The Aviation Policy and Research Center (APRC) at The Chinese University of Hong Kong has carried out a study to evaluate the importance of the third runway and to estimate the timing when this third runway “should be ready” so as to prevent significant impairment to our economy due to delay of the project.
Although many enhancement measures could help improve the efficiency of the Airport and thereby expand its overall capacity before a third runway is in place, the Airport would eventually reached its “ultimate capacity”. By that time, the third runway should be ready for service to prevent any possible economic loss against fierce competition with other airports in the region. Taking the experience of Manchester Airport and Heathrow Airport as reference, if all possible ATM (Air Traffic Management) and ATC (Air Traffic Control) enhancement measures are implemented, the “ultimate capacity” of the parallel runways of HKIA is estimated to be 80 movements per hour under the most ideal situation. However, variables like weather condition, airspace situation and the types of aircrafts that flying into and out of Hong Kong will affect the runway capacity under practical operation. Therefore, the actual capacity of the parallel runways of HKIA is usually less than 80 movements per hour. According to HKIA’s more conservative forecast of traffic demand growth of 3% annually, this ultimate capacity will be reached by 2019/20. However, if we assume a more realistic traffic growth rate: 5% or 7%, HKIA would reach its capacity by 2014/15 and 2011/12 respectively instead.
Under the current political and social environment in Hong Kong, this study estimates that it would take about 12 years to build a new runway, from the initial planning and design, through public consultation, construction, to completion.

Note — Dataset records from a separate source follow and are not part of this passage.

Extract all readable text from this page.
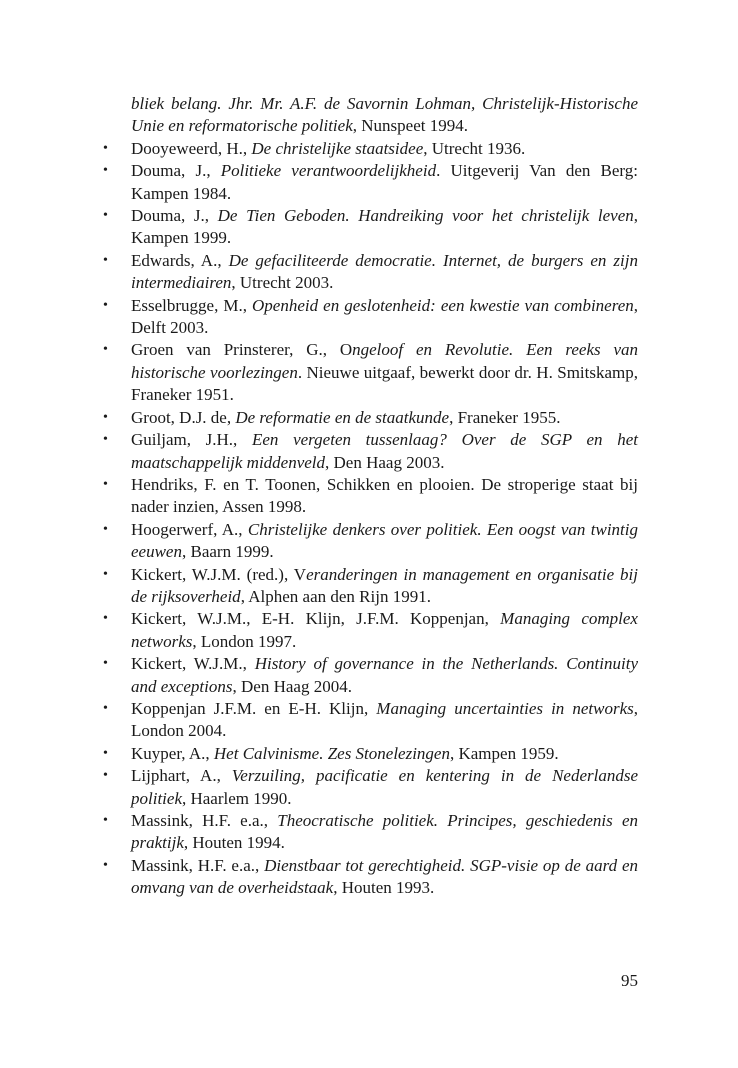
bliek belang. Jhr. Mr. A.F. de Savornin Lohman, Christelijk-Historische Unie en reformatorische politiek, Nunspeet 1994.

• Dooyeweerd, H., De christelijke staatsidee, Utrecht 1936.

• Douma, J., Politieke verantwoordelijkheid. Uitgeverij Van den Berg: Kampen 1984.

• Douma, J., De Tien Geboden. Handreiking voor het christelijk leven, Kampen 1999.

• Edwards, A., De gefaciliteerde democratie. Internet, de burgers en zijn intermediairen, Utrecht 2003.

• Esselbrugge, M., Openheid en geslotenheid: een kwestie van combineren, Delft 2003.

• Groen van Prinsterer, G., Ongeloof en Revolutie. Een reeks van historische voorlezingen. Nieuwe uitgaaf, bewerkt door dr. H. Smitskamp, Franeker 1951.

• Groot, D.J. de, De reformatie en de staatkunde, Franeker 1955.

• Guiljam, J.H., Een vergeten tussenlaag? Over de SGP en het maatschappelijk middenveld, Den Haag 2003.

• Hendriks, F. en T. Toonen, Schikken en plooien. De stroperige staat bij nader inzien, Assen 1998.

• Hoogerwerf, A., Christelijke denkers over politiek. Een oogst van twintig eeuwen, Baarn 1999.

• Kickert, W.J.M. (red.), Veranderingen in management en organisatie bij de rijksoverheid, Alphen aan den Rijn 1991.

• Kickert, W.J.M., E-H. Klijn, J.F.M. Koppenjan, Managing complex networks, London 1997.

• Kickert, W.J.M., History of governance in the Netherlands. Continuity and exceptions, Den Haag 2004.

• Koppenjan J.F.M. en E-H. Klijn, Managing uncertainties in networks, London 2004.

• Kuyper, A., Het Calvinisme. Zes Stonelezingen, Kampen 1959.

• Lijphart, A., Verzuiling, pacificatie en kentering in de Nederlandse politiek, Haarlem 1990.

• Massink, H.F. e.a., Theocratische politiek. Principes, geschiedenis en praktijk, Houten 1994.

• Massink, H.F. e.a., Dienstbaar tot gerechtigheid. SGP-visie op de aard en omvang van de overheidstaak, Houten 1993.

95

According to this calculation, we could barely have the third runway ready before our capacity runs out even if we accept the “conservative” estimation of a 3% growth rate in demand. However, if we use a more “realistic” growth rate of 5% and 7% in demand, we are already 3 to 6 years behind schedule in starting the initial planning and design stage. Therefore, the need to immediately expedite the initial study and planning for the third runway is extremely urgent.
By using the latest official statistics, we estimated that one additional flight would bring an economic contribution to Hong Kong by HK$0.45 million (the direct contribution is HK$0.17 million and the in-direct contribution is HK$0.28 million). Using a “middle-of-the-road” benchmark of 5% traffic growth rate, medium pollution cost, and an average runway capacity increase of 30% for the third runway scenario, it is estimated that the annual economic contribution to Hong Kong’s economy from a fully utilized third runway would be HK$56 billion when comparing with the absence of a third runway. The corresponding estimation of the partial cost of pollution is approximately HK$0.4 billion. This figure can be considered negligible in numeric terms when comparing with the economic values generated by the additional flights.
In view of the recent announcement of a proposed linkage (by high speed rail) between the HKIA and Shenzhen’s Bao’an Airport, the potential impact of such a linkage should be assessed. The proposed linkage will not only impact on the future passenger and cargo demand for HKIA, but also have possible influence to the flight mix of the Airport. On the other hand, the combined environmental impact of major infrastructure projects (such as the proposed bridge-land interface point at HKIA for the Hong Kong-Zhuhai-Macau Bridge) within the same vicinity may further complicate the environmental impact assessment work of such projects. While aviation industry is a key asset of the South China region, CUHK’s Aviation Policy and Research Center suggests that it is important to formulate a more inclusive and coordinated plan for the future development of the aviation infrastructures in the PRD Region.